Un “Gesù digitale” è attualmente esposto al Künstlerhaus di Vienna nell’ambito della mostra “Non ti farai immagine alcuna”.
L’installazione, ospitata in un confessionale di legno attraversabile, fa parte del progetto interattivo “Deus in Machina”.
Quest’opera, presentata lo scorso anno con grande successo nella Cappella di San Pietro a Lucerna, offre ai visitatori l’opportunità di dialogare con un avatar di Gesù e di fare una confessione virtuale.
Il vescovo di Innsbruck, Hermann Glettler, ha parlato dell’iniziativa artistica in una dichiarazione al quotidiano Krone. Ha osservato che alcune persone potrebbero sentirsi più a loro agio a parlare con un confessore virtuale e ad ammettere i propri errori. Tuttavia, ha sottolineato che “un autentico lavoro pastorale” richiede “esseri umani in carne e ossa”. Ha aggiunto che “nessuna macchina può concedere il perdono in nome di Dio”, ricordando che, secondo la dottrina cattolica, solo un sacerdote può assolvere i peccati attraverso il sacramento della Penitenza.

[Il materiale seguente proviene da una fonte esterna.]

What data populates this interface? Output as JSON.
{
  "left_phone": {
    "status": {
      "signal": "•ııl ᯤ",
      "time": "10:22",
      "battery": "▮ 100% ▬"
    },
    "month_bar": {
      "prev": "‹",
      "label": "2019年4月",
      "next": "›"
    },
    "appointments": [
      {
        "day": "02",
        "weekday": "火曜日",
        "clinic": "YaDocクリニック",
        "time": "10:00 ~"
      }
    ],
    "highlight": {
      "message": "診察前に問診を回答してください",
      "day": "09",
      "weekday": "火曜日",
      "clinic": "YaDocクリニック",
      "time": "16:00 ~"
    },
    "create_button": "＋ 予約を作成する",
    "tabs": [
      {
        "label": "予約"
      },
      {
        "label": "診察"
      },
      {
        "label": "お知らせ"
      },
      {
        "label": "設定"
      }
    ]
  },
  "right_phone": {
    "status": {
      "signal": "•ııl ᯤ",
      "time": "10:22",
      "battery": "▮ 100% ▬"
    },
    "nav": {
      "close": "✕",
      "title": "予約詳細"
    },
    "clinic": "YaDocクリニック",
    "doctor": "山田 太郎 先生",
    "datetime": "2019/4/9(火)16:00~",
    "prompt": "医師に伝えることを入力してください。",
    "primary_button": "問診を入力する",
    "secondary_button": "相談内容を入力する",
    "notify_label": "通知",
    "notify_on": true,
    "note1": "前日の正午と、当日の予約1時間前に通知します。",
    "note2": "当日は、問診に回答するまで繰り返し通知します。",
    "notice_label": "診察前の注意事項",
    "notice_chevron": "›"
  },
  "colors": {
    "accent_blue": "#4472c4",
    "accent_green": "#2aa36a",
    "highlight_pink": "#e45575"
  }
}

Pur riconoscendo che l’intelligenza artificiale apporta progressi in campo tecnico e medico, il vescovo ha insistito sul fatto che “nella pastorale non può offrire un vero miglioramento”. Ha definito “molto problematico” il tentativo di alcune macchine di simulare la vicinanza personale, come nel caso dei cosiddetti “robot della benedizione”. “La benedizione è sempre espressione e comunicazione dell’amore di Dio”, ha affermato Glettler.
Riguardo all’uso di software per scrivere omelie, il vescovo ha espresso la sua preoccupazione. “Sento che ChatGPT viene usato troppo spesso come base per preparare i sermoni. Il rischio di produrre testi intelligenti ma privi di anima e cuore è molto grande”, ha avvertito.
Ha anche ricordato che la predicazione “è sempre legata alla testimonianza personale di coloro che annunciano la Buona Novella di Gesù Cristo” e costituisce “una forma di comunicazione attenta all’interno di una comunità che celebra la fede”.
Infine, Glettler ha osservato che l’intelligenza artificiale “non attirerà più fedeli alla Chiesa”. Al contrario, ritiene che le chiese possano essere sempre più percepite come “spazi di guarigione e contemplazione” in un mondo dominato dalla tecnologia e dalla digitalizzazione. “Le chiese sono luoghi sacri dove le persone possono semplicemente essere presenti, senza dover recitare o essere registrate tecnologicamente”, ha sottolineato.
“L’intelligenza artificiale non può sostituire il silenzio, la contemplazione o gli interrogativi umani”, ha concluso il vescovo. “Dio vuole sempre persone vive, non macchine programmate per imitare la fede”.